6.) representation, leaf tuples
For leaf tuples, we only need to store the amount of attributes we've truncated away. As there are no unused flag bits, the only way to store more information is to use INDEX_ALT_TID_MASK, fully claiming the itup->t_tid->ip_posid field. This requires us to find a new place to store the posid containd, which should be possible by adding a 2-byte data holder that contains this ip_posid.
These are the current results of my personal research branch on nbtree prefix truncation / prefix-skip search. I have found several limitations, most of which are solvable without a major version change in the physical storage format.

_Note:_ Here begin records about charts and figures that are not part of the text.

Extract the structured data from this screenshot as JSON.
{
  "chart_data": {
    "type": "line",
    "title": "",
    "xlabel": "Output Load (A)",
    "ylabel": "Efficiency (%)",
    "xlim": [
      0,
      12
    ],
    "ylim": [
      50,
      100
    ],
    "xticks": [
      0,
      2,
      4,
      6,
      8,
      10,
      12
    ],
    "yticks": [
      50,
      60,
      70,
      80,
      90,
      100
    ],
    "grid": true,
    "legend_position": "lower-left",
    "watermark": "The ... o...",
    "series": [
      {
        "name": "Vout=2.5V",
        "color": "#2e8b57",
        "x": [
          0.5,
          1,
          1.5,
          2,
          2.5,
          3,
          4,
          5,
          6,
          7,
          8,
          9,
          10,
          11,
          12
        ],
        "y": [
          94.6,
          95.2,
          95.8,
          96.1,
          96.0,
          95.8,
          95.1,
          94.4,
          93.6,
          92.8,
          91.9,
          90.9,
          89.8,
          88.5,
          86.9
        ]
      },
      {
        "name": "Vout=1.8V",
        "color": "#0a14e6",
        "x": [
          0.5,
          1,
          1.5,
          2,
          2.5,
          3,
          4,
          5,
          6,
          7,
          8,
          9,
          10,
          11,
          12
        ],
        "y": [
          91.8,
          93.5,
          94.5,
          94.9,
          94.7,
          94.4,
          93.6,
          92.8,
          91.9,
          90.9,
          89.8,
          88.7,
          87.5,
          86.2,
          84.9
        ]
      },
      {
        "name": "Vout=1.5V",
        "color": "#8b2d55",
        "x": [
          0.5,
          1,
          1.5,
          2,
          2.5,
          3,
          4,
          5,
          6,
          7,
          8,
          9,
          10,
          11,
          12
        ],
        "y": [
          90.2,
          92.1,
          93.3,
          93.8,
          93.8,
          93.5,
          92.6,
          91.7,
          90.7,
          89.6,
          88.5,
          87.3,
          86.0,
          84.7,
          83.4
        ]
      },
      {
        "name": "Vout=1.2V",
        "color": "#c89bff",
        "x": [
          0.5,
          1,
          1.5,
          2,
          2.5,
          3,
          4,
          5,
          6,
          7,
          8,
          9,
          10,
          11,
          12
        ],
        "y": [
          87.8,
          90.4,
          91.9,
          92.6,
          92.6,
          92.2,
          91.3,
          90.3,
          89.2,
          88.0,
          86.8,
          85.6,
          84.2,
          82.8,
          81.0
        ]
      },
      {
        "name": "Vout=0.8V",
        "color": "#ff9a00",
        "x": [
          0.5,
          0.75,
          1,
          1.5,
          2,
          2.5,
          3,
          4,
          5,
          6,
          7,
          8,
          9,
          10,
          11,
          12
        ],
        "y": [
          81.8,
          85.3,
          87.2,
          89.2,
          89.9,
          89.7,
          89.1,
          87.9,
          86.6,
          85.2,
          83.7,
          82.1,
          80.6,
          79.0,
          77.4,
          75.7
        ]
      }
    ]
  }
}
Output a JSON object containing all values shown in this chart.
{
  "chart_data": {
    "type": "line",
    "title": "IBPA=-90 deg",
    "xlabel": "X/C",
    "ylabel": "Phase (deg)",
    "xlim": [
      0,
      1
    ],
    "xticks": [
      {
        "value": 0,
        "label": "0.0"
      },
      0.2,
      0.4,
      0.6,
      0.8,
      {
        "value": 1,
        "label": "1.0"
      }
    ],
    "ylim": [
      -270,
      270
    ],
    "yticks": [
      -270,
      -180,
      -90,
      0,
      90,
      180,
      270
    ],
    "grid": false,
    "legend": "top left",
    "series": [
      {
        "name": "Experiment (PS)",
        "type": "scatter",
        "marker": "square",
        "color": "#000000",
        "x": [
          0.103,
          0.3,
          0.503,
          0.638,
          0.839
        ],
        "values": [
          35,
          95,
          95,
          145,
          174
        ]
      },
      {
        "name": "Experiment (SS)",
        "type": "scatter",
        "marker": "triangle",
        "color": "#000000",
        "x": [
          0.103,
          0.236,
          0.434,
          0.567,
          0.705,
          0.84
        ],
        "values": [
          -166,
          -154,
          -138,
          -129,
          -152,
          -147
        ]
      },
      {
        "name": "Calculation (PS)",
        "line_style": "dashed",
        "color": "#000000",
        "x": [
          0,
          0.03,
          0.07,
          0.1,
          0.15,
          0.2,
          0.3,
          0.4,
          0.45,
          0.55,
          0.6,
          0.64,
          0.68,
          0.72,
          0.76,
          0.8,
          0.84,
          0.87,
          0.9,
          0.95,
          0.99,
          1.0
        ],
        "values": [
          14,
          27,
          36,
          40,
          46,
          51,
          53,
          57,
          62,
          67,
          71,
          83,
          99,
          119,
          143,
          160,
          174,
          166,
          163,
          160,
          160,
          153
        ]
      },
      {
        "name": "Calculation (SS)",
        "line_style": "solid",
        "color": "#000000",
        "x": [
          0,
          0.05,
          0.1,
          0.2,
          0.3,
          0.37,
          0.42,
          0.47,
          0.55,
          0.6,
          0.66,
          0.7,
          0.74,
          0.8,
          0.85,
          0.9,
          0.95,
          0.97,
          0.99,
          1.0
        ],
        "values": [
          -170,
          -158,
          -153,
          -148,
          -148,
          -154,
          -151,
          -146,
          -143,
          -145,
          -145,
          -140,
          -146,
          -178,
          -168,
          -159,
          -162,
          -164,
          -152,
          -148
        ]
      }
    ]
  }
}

My research branch is mostly work on the proposed highkey-based solution, and contains a complete solution to #2 (attribute extraction) and I have a solution to #3 somewhere in my history as well.
For highkey limitations 1, 4, 5 and 6 I would like to have some feedback before I start to work on the actual implementation, as tuple de/serialization is not a part I've familiarized myself with yet.
My current priorities are, in order:
- #2, IndexTuple attribute extraction improvements: ready. Patch will be provided on-list shortly, for CF 2021-07. includes short patch with page-wise dynamic prefix truncation.
- #5, PT inner page tuples: work is starting
- #3, backwards index build: Patch requires updates.
- #1, (optional) +INF truncation, which improves the overall efficiency in #5
- #6, PT leaf tuples
- #4, attIsEqualImage for index atts / nPrefixEqualImage. This will increast the efficiency of #6
For an index `(text COLLATE NONSTANDARD, text COLLATE NONSTANDARD, text COLLATE NONSTANDARD)` with short columns, the profile of that _bt_compare flamegraph section was:
74% FunctionCall2Coll -- thanks lookup_collation_cache! 17.4% nocache_index_getattr 4% BTreeTupleIsPivot ...tailings
effectively, nocache_index_getattr was slow and taking up >50% (17.4 %pt out of 26%pt) of the overhead of _bt_compare when we assume all compare function calls are useful work.